Pharmacology: Celecoxib exhibits anti-inflammatory, analgesic, and antipyretic activities by selectively inhibiting cyclooxygenase-2 (COX-2) isoenzymes resulting in inhibition of prostaglandin synthesis. Traditional non-steroidal anti-inflammatory drugs (NSAIDs) appear to inhibit prostaglandin synthesis through inhibition of both COX-1 and COX-2 isoenzymes.
At therapeutic doses, celecoxib does not inhibit COX-1 isoenzyme, thus, it does not interfere with the normal COX-1 related physiological processes in tissues, such as the stomach, intestine and platelets.

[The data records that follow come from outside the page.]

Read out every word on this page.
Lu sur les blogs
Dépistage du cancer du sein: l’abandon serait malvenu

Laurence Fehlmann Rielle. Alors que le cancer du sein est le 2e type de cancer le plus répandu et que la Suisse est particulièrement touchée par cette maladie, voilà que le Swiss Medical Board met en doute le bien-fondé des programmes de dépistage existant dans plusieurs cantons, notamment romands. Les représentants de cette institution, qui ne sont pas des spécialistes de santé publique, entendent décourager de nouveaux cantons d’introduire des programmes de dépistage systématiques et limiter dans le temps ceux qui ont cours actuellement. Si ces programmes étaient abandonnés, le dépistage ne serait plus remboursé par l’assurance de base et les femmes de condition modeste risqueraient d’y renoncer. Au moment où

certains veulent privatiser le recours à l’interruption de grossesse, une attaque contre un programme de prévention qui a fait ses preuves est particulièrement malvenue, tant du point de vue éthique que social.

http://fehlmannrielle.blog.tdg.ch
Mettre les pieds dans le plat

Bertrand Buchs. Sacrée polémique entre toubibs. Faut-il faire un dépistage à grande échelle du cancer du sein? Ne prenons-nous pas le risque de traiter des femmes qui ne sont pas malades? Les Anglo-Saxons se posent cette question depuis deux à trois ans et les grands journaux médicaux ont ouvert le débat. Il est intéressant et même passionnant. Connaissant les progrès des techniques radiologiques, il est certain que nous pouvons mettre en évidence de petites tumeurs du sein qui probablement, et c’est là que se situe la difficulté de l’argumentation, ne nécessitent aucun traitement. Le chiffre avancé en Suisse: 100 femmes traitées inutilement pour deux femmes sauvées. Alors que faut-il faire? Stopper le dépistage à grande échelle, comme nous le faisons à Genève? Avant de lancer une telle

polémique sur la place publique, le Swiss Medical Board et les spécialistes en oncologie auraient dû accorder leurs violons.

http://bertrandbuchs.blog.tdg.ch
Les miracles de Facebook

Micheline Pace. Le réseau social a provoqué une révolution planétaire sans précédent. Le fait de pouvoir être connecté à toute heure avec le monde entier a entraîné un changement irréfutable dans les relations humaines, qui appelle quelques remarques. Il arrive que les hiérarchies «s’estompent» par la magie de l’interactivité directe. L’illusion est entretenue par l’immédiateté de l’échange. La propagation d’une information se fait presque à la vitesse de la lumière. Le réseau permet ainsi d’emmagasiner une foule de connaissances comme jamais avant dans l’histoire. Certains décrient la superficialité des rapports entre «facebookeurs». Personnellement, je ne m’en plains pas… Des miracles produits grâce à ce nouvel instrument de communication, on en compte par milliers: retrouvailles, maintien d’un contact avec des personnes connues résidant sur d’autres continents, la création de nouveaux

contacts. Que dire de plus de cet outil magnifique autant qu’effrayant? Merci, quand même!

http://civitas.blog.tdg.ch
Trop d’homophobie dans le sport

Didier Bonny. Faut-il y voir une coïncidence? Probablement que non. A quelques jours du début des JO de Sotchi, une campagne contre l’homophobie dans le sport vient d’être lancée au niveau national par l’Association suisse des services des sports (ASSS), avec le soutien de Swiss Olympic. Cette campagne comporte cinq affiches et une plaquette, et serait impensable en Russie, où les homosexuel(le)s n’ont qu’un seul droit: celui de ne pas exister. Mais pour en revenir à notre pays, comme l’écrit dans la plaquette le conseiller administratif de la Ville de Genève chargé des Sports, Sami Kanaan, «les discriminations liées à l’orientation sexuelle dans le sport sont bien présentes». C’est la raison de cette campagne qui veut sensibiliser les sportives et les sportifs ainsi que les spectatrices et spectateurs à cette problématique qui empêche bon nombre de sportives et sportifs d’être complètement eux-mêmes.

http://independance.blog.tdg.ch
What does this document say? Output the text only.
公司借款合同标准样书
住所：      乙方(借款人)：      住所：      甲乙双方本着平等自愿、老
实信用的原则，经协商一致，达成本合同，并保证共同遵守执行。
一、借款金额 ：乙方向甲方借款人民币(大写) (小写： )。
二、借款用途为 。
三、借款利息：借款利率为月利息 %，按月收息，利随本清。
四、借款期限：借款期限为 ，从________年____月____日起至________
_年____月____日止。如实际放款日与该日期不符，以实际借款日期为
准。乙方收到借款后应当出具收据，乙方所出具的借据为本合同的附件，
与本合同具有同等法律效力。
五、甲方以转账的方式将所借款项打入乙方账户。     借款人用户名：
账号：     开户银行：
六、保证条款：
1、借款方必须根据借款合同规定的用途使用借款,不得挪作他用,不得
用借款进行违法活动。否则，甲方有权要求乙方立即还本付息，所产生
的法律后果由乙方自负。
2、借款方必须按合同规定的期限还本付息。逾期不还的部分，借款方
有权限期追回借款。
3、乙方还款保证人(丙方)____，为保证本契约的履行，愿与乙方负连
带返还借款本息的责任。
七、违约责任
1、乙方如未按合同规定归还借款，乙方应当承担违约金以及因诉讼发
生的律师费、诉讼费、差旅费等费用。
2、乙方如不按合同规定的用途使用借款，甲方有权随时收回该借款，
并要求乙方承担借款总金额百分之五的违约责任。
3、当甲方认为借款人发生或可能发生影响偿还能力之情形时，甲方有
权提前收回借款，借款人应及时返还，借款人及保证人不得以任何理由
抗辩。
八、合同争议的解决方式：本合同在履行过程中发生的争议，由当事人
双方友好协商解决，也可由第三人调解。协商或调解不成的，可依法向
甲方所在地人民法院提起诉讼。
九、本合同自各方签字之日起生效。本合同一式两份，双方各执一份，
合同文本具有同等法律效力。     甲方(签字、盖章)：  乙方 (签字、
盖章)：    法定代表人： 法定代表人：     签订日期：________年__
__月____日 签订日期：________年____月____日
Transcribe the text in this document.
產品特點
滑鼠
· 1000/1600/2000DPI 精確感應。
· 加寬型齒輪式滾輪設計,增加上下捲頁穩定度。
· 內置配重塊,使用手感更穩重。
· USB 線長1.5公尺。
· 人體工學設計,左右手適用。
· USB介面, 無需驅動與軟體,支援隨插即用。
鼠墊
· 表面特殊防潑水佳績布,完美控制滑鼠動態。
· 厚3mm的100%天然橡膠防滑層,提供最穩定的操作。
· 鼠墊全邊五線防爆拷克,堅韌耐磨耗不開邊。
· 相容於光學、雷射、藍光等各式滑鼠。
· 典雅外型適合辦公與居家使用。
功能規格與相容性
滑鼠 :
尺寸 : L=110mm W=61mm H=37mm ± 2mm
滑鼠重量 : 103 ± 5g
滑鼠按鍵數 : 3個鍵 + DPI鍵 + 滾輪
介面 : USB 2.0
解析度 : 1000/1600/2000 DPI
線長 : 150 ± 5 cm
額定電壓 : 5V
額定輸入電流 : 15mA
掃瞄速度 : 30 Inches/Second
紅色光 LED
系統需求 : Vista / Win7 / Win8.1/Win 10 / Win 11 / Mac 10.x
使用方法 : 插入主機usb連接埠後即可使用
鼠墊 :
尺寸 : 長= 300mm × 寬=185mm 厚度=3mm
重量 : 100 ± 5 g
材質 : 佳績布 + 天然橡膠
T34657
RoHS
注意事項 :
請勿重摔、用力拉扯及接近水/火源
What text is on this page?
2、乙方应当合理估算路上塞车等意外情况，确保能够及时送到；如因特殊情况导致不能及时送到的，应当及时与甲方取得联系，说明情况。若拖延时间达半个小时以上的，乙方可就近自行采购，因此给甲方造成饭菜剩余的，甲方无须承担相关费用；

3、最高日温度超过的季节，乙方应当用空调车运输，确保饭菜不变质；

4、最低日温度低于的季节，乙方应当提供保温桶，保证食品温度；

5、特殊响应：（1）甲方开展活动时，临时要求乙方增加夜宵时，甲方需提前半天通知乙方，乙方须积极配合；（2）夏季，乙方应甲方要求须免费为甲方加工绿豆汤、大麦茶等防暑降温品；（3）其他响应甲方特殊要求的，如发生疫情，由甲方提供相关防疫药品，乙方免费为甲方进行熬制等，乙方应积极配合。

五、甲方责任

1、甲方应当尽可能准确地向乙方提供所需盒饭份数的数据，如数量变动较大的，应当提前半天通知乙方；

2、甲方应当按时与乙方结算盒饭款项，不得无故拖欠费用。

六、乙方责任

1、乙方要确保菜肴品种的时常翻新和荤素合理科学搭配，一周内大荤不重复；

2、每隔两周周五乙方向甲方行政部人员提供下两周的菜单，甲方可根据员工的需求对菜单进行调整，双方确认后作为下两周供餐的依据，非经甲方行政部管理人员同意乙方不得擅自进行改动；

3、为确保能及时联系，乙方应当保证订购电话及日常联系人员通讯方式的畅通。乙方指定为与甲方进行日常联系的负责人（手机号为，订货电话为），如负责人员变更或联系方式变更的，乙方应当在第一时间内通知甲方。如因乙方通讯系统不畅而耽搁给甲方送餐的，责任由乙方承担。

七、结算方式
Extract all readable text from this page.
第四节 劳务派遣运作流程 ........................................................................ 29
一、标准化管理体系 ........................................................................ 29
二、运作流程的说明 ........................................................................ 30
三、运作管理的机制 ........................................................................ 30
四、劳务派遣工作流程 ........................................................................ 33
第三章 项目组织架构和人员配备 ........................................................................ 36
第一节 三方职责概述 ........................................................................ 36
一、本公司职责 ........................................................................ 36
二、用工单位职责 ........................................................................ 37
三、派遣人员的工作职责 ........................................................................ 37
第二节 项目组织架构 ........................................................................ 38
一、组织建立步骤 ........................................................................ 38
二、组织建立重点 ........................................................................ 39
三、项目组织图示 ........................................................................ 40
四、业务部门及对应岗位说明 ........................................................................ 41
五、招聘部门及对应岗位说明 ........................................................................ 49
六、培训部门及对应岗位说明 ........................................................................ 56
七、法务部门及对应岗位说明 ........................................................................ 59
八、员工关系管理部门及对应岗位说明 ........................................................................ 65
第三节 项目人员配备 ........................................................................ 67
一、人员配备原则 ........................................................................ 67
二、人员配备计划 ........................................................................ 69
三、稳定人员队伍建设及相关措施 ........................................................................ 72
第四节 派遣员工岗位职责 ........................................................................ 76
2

Pharmacokinetics: Bioavailability: Celecoxib is well absorbed from the GI tract. Peak plasma levels occur approximately 2 to 3 hours after the drug is given orally under fasting conditions. After oral administration of a single 200 mg dose of celecoxib in healthy fasting adults, peak plasma concentrations (Cmax) of the drug averaged 705 ng/mL. When celecoxib was taken with a high fat meal (24 g fat), bioavailability (AUC) was increased by 10 to 20% and time to reach peak plasma levels (tmax) was delayed by 1 to 2 hours compared with administration with a medium-fat meal (8 g fat) or under fasting conditions. The AUC and plasma concentration 12 hours after a celecoxib dose were slightly higher when the drug was given in the evening versus in the morning. Under fasting conditions, at doses above 200 mg, there is less than a proportional increase in Cmax and AUC, which is thought to be due to the low solubility of the drug in aqueous media. After oral administration of celecoxib at recommended doses of 200 to 400 mg/day, steady-state plasma concentrations are reached within five days. Celecoxib doses up to 200 mg twice a day can be administered without regard to timing of meals. Higher doses (400 mg twice a day) should be given with food to improve absorption. Celecoxib's protein binding is 97%. The apparent volume of distribution at steady state is about 400 L (about 7.14 L/kg), suggestive of extensive tissue distribution. Celecoxib is not bound to erythrocytes. It is not known whether celecoxib crosses human placenta.
Celecoxib is extensively metabolized in the liver; metabolism is primarily mediated via cytochrome P450 2C9. Three metabolites have been identified in human plasma: a primary alcohol, the corresponding carboxylic acid and its glucuronide conjugate.
Celecoxib's metabolites do not have pharmacologic activity as COX-1 and 2 inhibitors. (See Interactions).
Celecoxib is excreted in urine and feces principally as metabolites; less than 3% of the dose is excreted unchanged. Under fasted condition, the effective half-life is approximately 11 hours. The apparent plasma clearance (CL/F) is about 500 mL/min.